The chilled air felt like ice as I pondered what I had done my tears tasted like salt as they ran into my mouth. I did not ask for this I was technically considered bad but I never did evil before with my own hands. I guess the signs were there when I was little but this was not the life I had wanted.

Chapter 1:

Discovery

I knew from any early age I was special but no one really considered my intelligence super and for someone with a super brain I was really good at being dumb. I considered myself a genius idiot. I was born in Florida during one of it's not so cold winters, but later moved to a little town outside of Gotham city. The town was called Pinecrest valley and only had a few attractions which drew in lost travellers on their way to Gotham, even a nice prison known as Pinecrest Academy "The High School for lost causes" and while I was not a lost cause I was very different from my family and they did not understand why I was such a freak.

I first tapped into my ability and understood what it was during my freshman year in auto shop using only the parts given and a junk car I made a nice hot rod, but the teachers thought I had stolen some of the parts and so I was given a week's worth of detentions. I practiced until I became like MacGyver creating complex things out of simple household items, I couldn't help it my mind was moving so fast I thought of something my hands reacted and in no time I had built a workable toy helicopter using electrical tape, few paper clips and straws, the only real tech was used in the controller which I got from a remote control car I had forgotten about in the back of my dorm room closet.

Still I scrapped it I did not want to create a reason to be poked and prodded at by those jerks known as the rough'n'tough gang, which was an odd collection of athletes and gang kids brought in from Gotham. I was already in deep trouble with them for liking the head honcho's Girl. Amber McClark was not a very bright girl, but her G.P.A was still higher than most at the academy, partly because I tutored her a lot.

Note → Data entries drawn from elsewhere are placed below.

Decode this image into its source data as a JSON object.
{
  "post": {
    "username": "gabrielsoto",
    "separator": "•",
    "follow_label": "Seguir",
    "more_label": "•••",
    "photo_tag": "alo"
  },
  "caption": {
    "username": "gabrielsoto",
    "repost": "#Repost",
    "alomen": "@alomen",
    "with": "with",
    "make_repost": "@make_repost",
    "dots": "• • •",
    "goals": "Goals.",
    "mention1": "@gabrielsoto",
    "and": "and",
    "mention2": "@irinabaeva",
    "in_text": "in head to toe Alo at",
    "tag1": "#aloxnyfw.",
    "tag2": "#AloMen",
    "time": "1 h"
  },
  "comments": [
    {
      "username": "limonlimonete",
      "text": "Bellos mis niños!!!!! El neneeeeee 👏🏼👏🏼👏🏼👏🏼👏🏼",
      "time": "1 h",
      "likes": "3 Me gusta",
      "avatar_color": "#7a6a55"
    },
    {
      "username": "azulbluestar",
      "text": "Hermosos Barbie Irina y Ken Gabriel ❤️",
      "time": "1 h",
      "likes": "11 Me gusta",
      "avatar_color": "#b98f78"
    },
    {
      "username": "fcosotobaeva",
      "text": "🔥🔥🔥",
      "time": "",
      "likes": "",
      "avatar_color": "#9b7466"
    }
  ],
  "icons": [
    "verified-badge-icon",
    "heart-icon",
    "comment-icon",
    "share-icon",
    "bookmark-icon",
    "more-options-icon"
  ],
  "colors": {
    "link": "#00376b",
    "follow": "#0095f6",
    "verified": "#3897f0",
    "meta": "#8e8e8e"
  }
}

It was the best part of the day for me, because I loved her smile and the way she always said "Thanks Amien I appreciate the help I don't know where I would be without you." I always had to stop myself from correcting her it was my fault she thought it was that anyway, because I could barely believe she would see me let alone speak to me. When she asked what my name was I went "I am umm D D Du D Amien."

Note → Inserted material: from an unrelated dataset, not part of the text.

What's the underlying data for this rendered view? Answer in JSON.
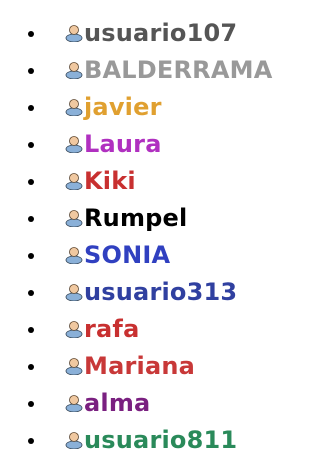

`Following the best was the worst time, because after our session her Boy would bring his friend to "encourage me" not to over think my time with her. Life was hard but I always had my small T.V where I watched the news about the rouge justice bringer Batman and Superman the man of steel. They never seemed scared of anyone and always protect those without defenses. I dreamed that they would save me from the school, and take me into the league

I would contemplate how I would be as a member of the Justice league I even had a name picked out RED VENGANCE (which now that I think of it is still a really cool name.) I would always have a different power that I would use to bring many forms of justice to the halls of Pinecrest. But at the end of the day I was still just Damien William Thornrose the geek with two first names.

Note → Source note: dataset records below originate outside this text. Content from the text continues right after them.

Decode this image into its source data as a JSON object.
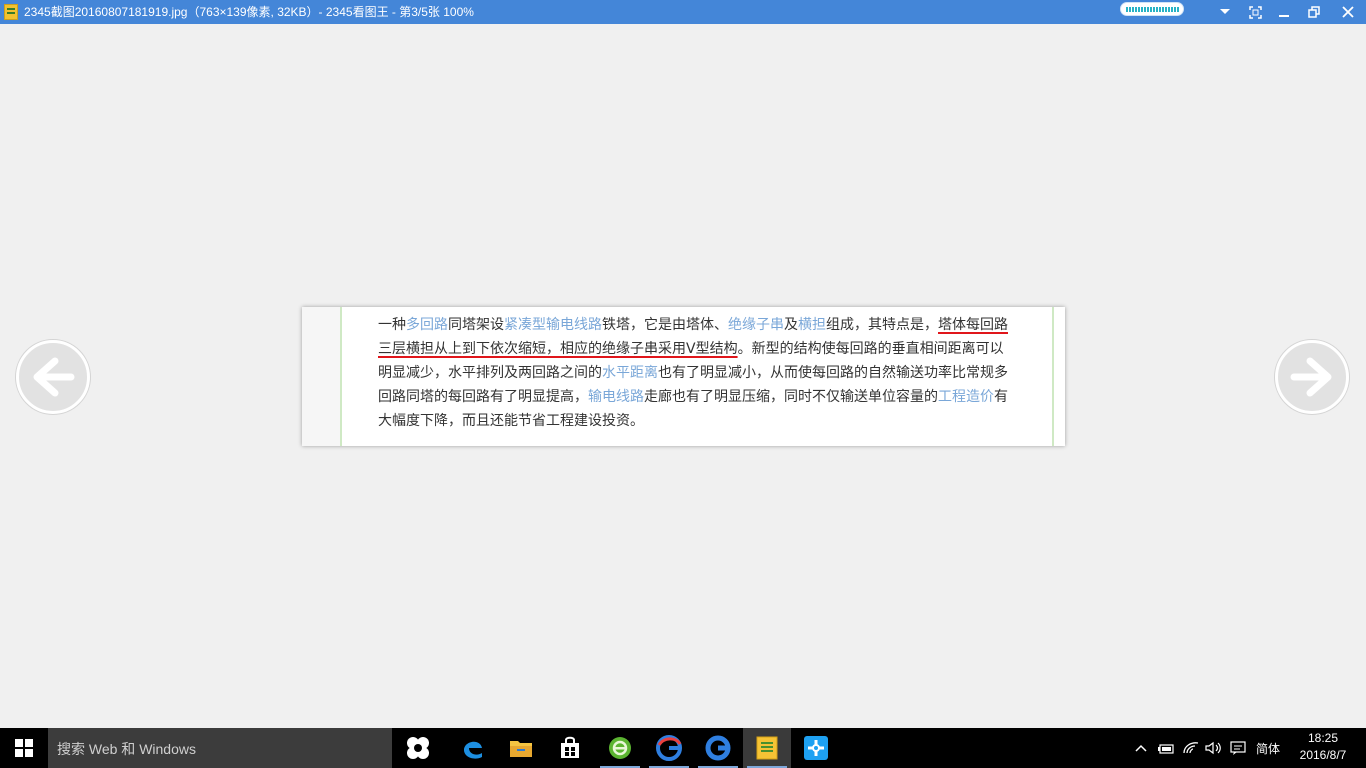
{
  "window": {
    "title": "2345截图20160807181919.jpg（763×139像素, 32KB）- 2345看图王 - 第3/5张 100%"
  },
  "title_controls": [
    "dropdown-icon",
    "fullscreen-icon",
    "minimize-icon",
    "restore-icon",
    "close-icon"
  ],
  "document": {
    "lines": [
      [
        {
          "t": "一种",
          "s": "n"
        },
        {
          "t": "多回路",
          "s": "link"
        },
        {
          "t": "同塔架设",
          "s": "n"
        },
        {
          "t": "紧凑型输电线路",
          "s": "link"
        },
        {
          "t": "铁塔，它是由塔体、",
          "s": "n"
        },
        {
          "t": "绝缘子串",
          "s": "link"
        },
        {
          "t": "及",
          "s": "n"
        },
        {
          "t": "横担",
          "s": "link"
        },
        {
          "t": "组成，其特点是，",
          "s": "n"
        },
        {
          "t": "塔体每回路",
          "s": "ul"
        }
      ],
      [
        {
          "t": "三层横担从上到下依次缩短，相应的绝缘子串采用V型结构",
          "s": "ul"
        },
        {
          "t": "。新型的结构使每回路的垂直相间距离可以",
          "s": "n"
        }
      ],
      [
        {
          "t": "明显减少，水平排列及两回路之间的",
          "s": "n"
        },
        {
          "t": "水平距离",
          "s": "link"
        },
        {
          "t": "也有了明显减小，从而使每回路的自然输送功率比常规多",
          "s": "n"
        }
      ],
      [
        {
          "t": "回路同塔的每回路有了明显提高，",
          "s": "n"
        },
        {
          "t": "输电线路",
          "s": "link"
        },
        {
          "t": "走廊也有了明显压缩，同时不仅输送单位容量的",
          "s": "n"
        },
        {
          "t": "工程造价",
          "s": "link"
        },
        {
          "t": "有",
          "s": "n"
        }
      ],
      [
        {
          "t": "大幅度下降，而且还能节省工程建设投资。",
          "s": "n"
        }
      ]
    ]
  },
  "navigation": {
    "prev_icon": "arrow-left-icon",
    "next_icon": "arrow-right-icon"
  },
  "taskbar": {
    "search_placeholder": "搜索 Web 和 Windows",
    "apps": [
      {
        "name": "task-view-icon",
        "active": false
      },
      {
        "name": "edge-icon",
        "active": false
      },
      {
        "name": "file-explorer-icon",
        "active": false
      },
      {
        "name": "store-icon",
        "active": false
      },
      {
        "name": "browser-green-icon",
        "active": false
      },
      {
        "name": "2345-browser-icon",
        "active": false
      },
      {
        "name": "2345-g-icon",
        "active": false
      },
      {
        "name": "2345-viewer-icon",
        "active": true
      },
      {
        "name": "cross-app-icon",
        "active": false
      }
    ],
    "ime": "简体",
    "time": "18:25",
    "date": "2016/8/7"
  },
  "colors": {
    "titlebar": "#4486d8",
    "link": "#7aa7d8",
    "underline": "#e0161b",
    "background": "#f0f0f0"
  }
}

I really admired the Robins being able to fight against wrong doers, in fact every Halloween If I wasn't dressed as Red Vengeance I was Robin. However as school moved forward I became more and more separated from the other students they began picking on me more and I hated it I sent letters to the heroes asking for help signing as my Hero name.

They never wrote back I began to resent my idols for leaving me in the dark as it consumed my heart. I started locking myself in my dorm and crying and smashing, even started inventing machines to help prevent being picked on.